The neddylation pathway is aberrantly overactivated in multiple human cancers and has been indicated as an effective target for anticancer therapy in clinical trials. We aimed to study whether the neddylation pathway is upregulated in pancreatic cancer and whether pevonedistat, a first-in-class anticancer agent specifically targeting this pathway, will suppress cancer tumorigenesis and progression.

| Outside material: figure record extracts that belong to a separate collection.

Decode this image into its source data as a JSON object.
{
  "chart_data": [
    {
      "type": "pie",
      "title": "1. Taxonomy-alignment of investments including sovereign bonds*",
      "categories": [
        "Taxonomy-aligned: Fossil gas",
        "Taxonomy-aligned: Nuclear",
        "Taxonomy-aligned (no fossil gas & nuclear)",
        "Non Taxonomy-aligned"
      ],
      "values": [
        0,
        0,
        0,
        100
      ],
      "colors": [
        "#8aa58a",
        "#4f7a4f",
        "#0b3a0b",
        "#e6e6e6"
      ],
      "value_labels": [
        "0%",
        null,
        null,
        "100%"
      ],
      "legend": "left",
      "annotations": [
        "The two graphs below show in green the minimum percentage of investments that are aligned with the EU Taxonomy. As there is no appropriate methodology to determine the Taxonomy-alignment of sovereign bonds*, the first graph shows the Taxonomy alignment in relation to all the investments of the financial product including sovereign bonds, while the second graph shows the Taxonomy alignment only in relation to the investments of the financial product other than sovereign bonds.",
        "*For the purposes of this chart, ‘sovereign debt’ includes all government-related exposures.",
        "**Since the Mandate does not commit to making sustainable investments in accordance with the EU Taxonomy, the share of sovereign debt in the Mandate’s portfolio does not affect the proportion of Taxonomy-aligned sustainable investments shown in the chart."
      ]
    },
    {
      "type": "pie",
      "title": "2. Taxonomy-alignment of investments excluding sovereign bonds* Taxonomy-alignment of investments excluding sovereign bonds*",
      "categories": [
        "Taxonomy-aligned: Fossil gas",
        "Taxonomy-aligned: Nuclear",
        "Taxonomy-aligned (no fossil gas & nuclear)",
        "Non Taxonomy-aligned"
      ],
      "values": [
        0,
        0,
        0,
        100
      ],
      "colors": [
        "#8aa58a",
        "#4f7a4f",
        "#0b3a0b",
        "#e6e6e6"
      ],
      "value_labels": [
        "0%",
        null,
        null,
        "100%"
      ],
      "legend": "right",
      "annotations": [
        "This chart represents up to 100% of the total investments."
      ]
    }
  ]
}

We evaluated the expression pattern of neddylation pathway components in 179 pancreatic adenocarcinoma (PAAD) compared with 171 normal tissues from The Cancer Genome Atlas (TCGA) dataset and further assessed PAAD patient prognosis with high neddylation pathway expression
We found that the neddylation pathway was hyperactivated in pancreatic cancer. Patients with high neddylation pathway expression exhibited worse prognoses. Pevonedistat significantly inhibited the cancer cell cycle, cell growth, and proliferation; increased cell apoptosis; and decreased cancer cell xenografts in a mouse model. Mechanistically, pevonedistat treatment and the siRNA knockdown neddylation pathway were able to remarkably induce the accumulation of Wee1, p27, and p21. Further mechanistic studies revealed that pevonedistat mainly impaired the ubiquitination level and delayed the protein degradation of Wee1, p27, and p21.
Our results showed that pevonedistat targeted the overexpression of the neddylation pathway in pancreatic cancer to induce cell growth suppression by inducing the accumulation of the cell cycle regulators Wee1, p27, and p21, which provides sound evidence for the clinical trial of pevonedistat for pancreatic cancer therapy.